Reachability analysis of recurrent neural networks

The paper proposes a new sparse star set representation and extends the recent star reachability method to verify the robustness of vanilla, long short-term memory (LSTM), and gated recurrent units (GRU) recurrent neural networks (RNNs) for safety-critical applications. RNNs are a popular machine learning method for various applications, but they are vulnerable to adversarial attacks, where slightly perturbing the input sequence can lead to an unexpected result. Recent notable techniques for verifying RNNs include unrolling and invariant inference approaches. The first method has scaling issues since unrolling an RNN creates a large feedforward neural network. The second method, using invariant sets, has better scalability but can produce unknown results due to the accumulation of over-approximation errors over time. This paper introduces a complementary verification method for RNNs that is both sound and complete. A relaxation parameter can be used to convert the method into a fast over-approximation method that still provides soundness guarantees.

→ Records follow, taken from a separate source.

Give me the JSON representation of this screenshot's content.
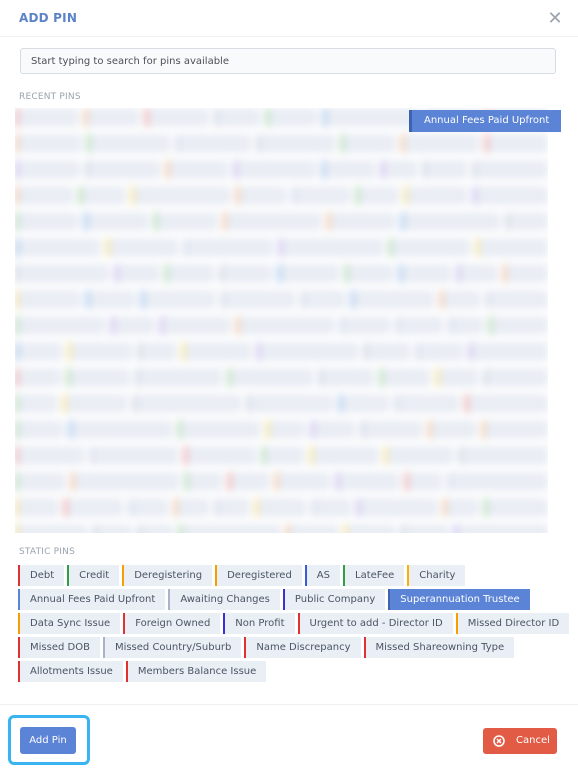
{
  "header": {
    "title": "ADD PIN",
    "close_icon": "close-icon"
  },
  "search": {
    "placeholder": "Start typing to search for pins available",
    "value": ""
  },
  "recent": {
    "label": "RECENT PINS",
    "featured": {
      "label": "Annual Fees Paid Upfront",
      "color": "#5b83d6"
    }
  },
  "static": {
    "label": "STATIC PINS",
    "rows": [
      [
        {
          "label": "Debt",
          "color": "#e03131"
        },
        {
          "label": "Credit",
          "color": "#2f9e44"
        },
        {
          "label": "Deregistering",
          "color": "#f59f00"
        },
        {
          "label": "Deregistered",
          "color": "#f59f00"
        },
        {
          "label": "AS",
          "color": "#3b5bdb"
        },
        {
          "label": "LateFee",
          "color": "#2f9e44"
        },
        {
          "label": "Charity",
          "color": "#fab005"
        }
      ],
      [
        {
          "label": "Annual Fees Paid Upfront",
          "color": "#5b83d6"
        },
        {
          "label": "Awaiting Changes",
          "color": "#a5b4c9"
        },
        {
          "label": "Public Company",
          "color": "#3b2fdb"
        },
        {
          "label": "Superannuation Trustee",
          "color": "#3d63b0",
          "selected": true
        }
      ],
      [
        {
          "label": "Data Sync Issue",
          "color": "#f59f00"
        },
        {
          "label": "Foreign Owned",
          "color": "#e03131"
        },
        {
          "label": "Non Profit",
          "color": "#3b2fdb"
        },
        {
          "label": "Urgent to add - Director ID",
          "color": "#e03131"
        },
        {
          "label": "Missed Director ID",
          "color": "#f59f00"
        }
      ],
      [
        {
          "label": "Missed DOB",
          "color": "#e03131"
        },
        {
          "label": "Missed Country/Suburb",
          "color": "#a5b4c9"
        },
        {
          "label": "Name Discrepancy",
          "color": "#e03131"
        },
        {
          "label": "Missed Shareowning Type",
          "color": "#e03131"
        }
      ],
      [
        {
          "label": "Allotments Issue",
          "color": "#e03131"
        },
        {
          "label": "Members Balance Issue",
          "color": "#e03131"
        }
      ]
    ]
  },
  "footer": {
    "add_label": "Add Pin",
    "cancel_label": "Cancel",
    "cancel_icon": "cancel-circle-icon",
    "add_color": "#5b83d6",
    "cancel_color": "#e25b45"
  }
}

The vanilla RNN verification method is designed to be used with NNV, a tool for verifying deep neural networks and learning-enabled cyber–physical systems, while the verification approach of LSTM and GRU RNNs are implemented on StarV. Compared to state-of-the-art methods for verifying a vanilla RNN, the extended exact reachability method is $10\times$ faster, and the over-approximation method is $100\times$ to $5000\times$ faster. Although the sparse star set is slow compared to state-of-the-art methods, it was able to verify more robust cases in general than them.